The deadline of last Sunday (8 April) set by the government of Sudan for refugees to leave Khartoum and travel back over the border to South Sudan has been delayed amid confusion.

Hundreds of unaccompanied children are among the 500,000 refugees now estimated to be in Khartoum, the capital of Sudan. SOS Children has been getting ready to give emergency care and protection to at least 200 of them as they return near Malakal in the south where SOS Children has a Children’s Village.

Zamzam Kome, SOS Children’s emergency programme co-ordinator in South Sudan, says agreements between governments in Sudan and South Sudan could lead to an extension of the deadline until June. However, hostilities and air bombardments around the border towns are continuing and the situation is fluid.

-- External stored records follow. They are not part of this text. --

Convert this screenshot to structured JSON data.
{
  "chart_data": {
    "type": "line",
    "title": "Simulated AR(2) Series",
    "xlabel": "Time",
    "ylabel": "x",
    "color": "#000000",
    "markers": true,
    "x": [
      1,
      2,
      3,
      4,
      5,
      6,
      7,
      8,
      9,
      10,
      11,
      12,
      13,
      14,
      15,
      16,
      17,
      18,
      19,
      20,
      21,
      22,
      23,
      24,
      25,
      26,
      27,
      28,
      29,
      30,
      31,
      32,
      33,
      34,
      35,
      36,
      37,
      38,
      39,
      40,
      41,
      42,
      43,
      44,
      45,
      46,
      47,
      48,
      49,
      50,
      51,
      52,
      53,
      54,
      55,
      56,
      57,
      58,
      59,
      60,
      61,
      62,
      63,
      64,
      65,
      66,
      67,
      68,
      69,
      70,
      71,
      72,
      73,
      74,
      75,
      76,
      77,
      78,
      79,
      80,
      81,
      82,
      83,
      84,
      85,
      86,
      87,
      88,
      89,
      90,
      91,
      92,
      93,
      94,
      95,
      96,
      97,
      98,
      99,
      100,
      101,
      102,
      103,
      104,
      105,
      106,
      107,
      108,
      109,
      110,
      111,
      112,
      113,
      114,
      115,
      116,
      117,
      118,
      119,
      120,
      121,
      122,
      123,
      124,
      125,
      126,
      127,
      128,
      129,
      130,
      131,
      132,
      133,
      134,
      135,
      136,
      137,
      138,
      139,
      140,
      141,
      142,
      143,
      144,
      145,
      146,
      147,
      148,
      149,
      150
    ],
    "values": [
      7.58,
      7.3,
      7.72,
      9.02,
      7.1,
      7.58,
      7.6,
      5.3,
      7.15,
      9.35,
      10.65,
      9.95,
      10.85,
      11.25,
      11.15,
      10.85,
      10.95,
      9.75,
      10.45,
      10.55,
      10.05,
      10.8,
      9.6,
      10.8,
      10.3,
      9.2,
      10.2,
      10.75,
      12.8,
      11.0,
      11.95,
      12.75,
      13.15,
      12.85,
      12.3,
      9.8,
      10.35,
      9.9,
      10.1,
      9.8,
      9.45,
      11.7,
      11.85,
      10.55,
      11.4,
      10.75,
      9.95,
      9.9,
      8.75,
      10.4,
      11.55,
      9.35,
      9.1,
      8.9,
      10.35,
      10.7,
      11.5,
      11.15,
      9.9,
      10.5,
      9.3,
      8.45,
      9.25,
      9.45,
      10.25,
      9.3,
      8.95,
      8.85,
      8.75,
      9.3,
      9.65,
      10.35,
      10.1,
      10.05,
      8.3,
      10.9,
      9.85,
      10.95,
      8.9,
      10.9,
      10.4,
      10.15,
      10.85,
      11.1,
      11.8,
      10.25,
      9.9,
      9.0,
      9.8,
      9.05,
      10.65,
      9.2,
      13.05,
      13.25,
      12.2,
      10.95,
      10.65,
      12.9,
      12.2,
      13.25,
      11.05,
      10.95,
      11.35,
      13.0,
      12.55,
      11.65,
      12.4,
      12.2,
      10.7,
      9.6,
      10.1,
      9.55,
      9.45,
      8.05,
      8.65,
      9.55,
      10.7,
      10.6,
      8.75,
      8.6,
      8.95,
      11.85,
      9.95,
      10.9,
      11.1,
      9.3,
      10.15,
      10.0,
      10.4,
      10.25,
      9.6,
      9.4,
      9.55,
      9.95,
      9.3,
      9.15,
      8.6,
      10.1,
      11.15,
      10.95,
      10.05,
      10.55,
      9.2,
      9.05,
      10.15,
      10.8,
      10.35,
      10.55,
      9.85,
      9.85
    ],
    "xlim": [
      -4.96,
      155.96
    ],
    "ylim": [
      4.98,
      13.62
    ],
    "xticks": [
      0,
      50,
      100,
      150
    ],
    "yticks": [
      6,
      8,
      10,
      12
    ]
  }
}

“Meanwhile, returnees [refugees originally from South Sudan] are now in many transit centres awaiting transportation by barges, air and train to South Sudan,” says Zamzam.

In Malakal, the estimated number of refugees due to arrive varies, but at least 120,000 are expected. A South Sudanese government minister has said that he expects 14,000 refugees to also arrive by barges at the port of Juba, South Sudan, in the next two weeks, around the end of April.
 
SOS Children is ready to receive and identify unaccompanied children at transit shelters in both Malakal and Juba along with other NGOs. “We are establishing an office in Juba, recruiting staff and kick-starting the emergency programme which we now anticipate will take off at the beginning of next month,” says Zamzam.

Both shelters will have ‘child friendly spaces’ to provide psychosocial, recreational and learning support to the children whilst they are in our care. We will help re-trace families and reintegrate children back home and where this is not possible, and it is in the child’s best interests, they will be welcomed into SOS families at the SOS Children’s Village Malakal.